Violences policières et racisme dans la police : les mesures annoncées par Christophe Castaner

Violences policières et racisme dans la police : les mesures annoncées par Christophe Castaner
Christophe Castaner au ministère de l'Intérieur, lundi 8 juin.

, publié le dimanche 14 juin 2020 à 07h00

REPÈRES. Formation, sanctions...

Alors que les forces de l'ordre sont sous le feu des critiques, notamment en raison de l'affaire Adama Traoré, le ministre de l'Intérieur a dévoilé cette semaine un arsenal pour lutter contre les bavures. Il demande notamment l'interdiction de la technique de "l'étranglement". 

Christophe Castaner souhaite la "suspension systématique des auteurs de propos racistes" chez les forces de l'ordre. Il demande que les procédures disciplinaires soient "toujours engagées en parallèle des procédures pénales".

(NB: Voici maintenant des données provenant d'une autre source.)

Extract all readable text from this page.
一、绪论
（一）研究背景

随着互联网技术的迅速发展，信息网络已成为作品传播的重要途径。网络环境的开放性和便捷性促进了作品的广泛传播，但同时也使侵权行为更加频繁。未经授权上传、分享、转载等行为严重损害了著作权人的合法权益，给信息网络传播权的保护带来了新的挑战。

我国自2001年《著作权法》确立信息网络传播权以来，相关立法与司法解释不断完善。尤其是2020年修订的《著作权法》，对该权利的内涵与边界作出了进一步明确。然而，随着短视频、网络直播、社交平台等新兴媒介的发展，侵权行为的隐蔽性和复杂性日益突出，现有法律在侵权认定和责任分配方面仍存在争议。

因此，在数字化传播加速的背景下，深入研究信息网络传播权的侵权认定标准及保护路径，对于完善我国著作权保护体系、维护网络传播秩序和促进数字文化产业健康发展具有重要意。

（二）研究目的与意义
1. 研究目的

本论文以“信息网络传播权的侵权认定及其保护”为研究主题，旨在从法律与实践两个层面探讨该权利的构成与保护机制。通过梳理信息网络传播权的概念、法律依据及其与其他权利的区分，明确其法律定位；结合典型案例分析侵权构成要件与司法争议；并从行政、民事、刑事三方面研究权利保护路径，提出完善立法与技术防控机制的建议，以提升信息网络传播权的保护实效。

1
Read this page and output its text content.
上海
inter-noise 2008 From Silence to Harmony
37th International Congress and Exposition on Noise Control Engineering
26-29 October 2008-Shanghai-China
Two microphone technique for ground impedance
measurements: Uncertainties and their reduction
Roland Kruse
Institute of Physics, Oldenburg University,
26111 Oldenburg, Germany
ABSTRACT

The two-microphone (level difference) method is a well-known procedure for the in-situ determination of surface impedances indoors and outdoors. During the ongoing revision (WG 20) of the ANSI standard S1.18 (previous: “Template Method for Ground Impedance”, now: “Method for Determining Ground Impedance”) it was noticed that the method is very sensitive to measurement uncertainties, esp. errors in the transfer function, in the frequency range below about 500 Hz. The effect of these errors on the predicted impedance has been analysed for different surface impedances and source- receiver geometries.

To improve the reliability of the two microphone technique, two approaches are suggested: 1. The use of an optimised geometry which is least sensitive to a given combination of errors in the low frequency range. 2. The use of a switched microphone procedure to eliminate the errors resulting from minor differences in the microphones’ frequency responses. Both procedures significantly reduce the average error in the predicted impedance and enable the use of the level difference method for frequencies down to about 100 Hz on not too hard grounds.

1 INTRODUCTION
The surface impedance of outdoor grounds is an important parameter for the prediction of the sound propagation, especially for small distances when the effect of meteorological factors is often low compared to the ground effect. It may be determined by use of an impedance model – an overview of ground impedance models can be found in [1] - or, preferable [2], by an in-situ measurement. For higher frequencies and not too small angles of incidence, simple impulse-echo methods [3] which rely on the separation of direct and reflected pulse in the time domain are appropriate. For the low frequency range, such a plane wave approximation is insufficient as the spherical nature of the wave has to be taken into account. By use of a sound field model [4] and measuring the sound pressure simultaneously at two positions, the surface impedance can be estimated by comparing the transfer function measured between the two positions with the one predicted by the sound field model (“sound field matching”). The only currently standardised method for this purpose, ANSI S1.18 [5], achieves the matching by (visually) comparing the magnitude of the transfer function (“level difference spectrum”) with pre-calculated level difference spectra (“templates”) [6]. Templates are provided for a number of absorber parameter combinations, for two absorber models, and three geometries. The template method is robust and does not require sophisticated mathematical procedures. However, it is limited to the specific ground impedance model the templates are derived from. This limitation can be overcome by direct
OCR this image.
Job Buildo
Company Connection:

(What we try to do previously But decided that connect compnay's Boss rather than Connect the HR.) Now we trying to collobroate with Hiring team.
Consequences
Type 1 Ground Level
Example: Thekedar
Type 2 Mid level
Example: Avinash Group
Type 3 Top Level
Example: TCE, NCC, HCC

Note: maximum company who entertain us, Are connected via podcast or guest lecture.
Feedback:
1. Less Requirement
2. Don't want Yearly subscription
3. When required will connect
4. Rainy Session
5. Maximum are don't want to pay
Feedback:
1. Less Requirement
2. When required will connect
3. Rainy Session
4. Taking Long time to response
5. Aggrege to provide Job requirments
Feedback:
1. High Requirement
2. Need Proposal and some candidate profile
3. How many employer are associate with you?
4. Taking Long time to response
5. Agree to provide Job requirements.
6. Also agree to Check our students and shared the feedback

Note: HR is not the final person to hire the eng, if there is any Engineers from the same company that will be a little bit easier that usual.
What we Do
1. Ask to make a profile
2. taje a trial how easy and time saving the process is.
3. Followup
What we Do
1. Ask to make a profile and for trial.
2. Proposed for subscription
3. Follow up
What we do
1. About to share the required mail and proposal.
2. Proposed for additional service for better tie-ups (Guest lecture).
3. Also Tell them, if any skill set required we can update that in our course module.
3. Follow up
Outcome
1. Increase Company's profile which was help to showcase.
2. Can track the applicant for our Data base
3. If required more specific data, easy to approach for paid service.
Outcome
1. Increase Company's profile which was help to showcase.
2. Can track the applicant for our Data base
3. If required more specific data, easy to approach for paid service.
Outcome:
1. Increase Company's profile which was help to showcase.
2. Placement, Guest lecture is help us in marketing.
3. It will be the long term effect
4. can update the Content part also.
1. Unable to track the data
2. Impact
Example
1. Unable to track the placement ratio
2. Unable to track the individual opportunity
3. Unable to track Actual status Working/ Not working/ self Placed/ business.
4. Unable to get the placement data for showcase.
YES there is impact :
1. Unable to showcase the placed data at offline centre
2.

Il promet de mieux former les fonctionnaires à propos du racisme et des discriminations. Il a également demandé au déontologue du ministère de l'Intérieur, Christian Vigouroux, ex-directeur de cabinet de Christiane Taubira à la Justice, de présider une mission sur les faits racistes et discriminatoires au sein de la police. Cette mission "fera le point sur les cas recensés ces trois dernières années, sur leur traitement et la transparence vis-à-vis du public", a détaillé Christophe Castaner. 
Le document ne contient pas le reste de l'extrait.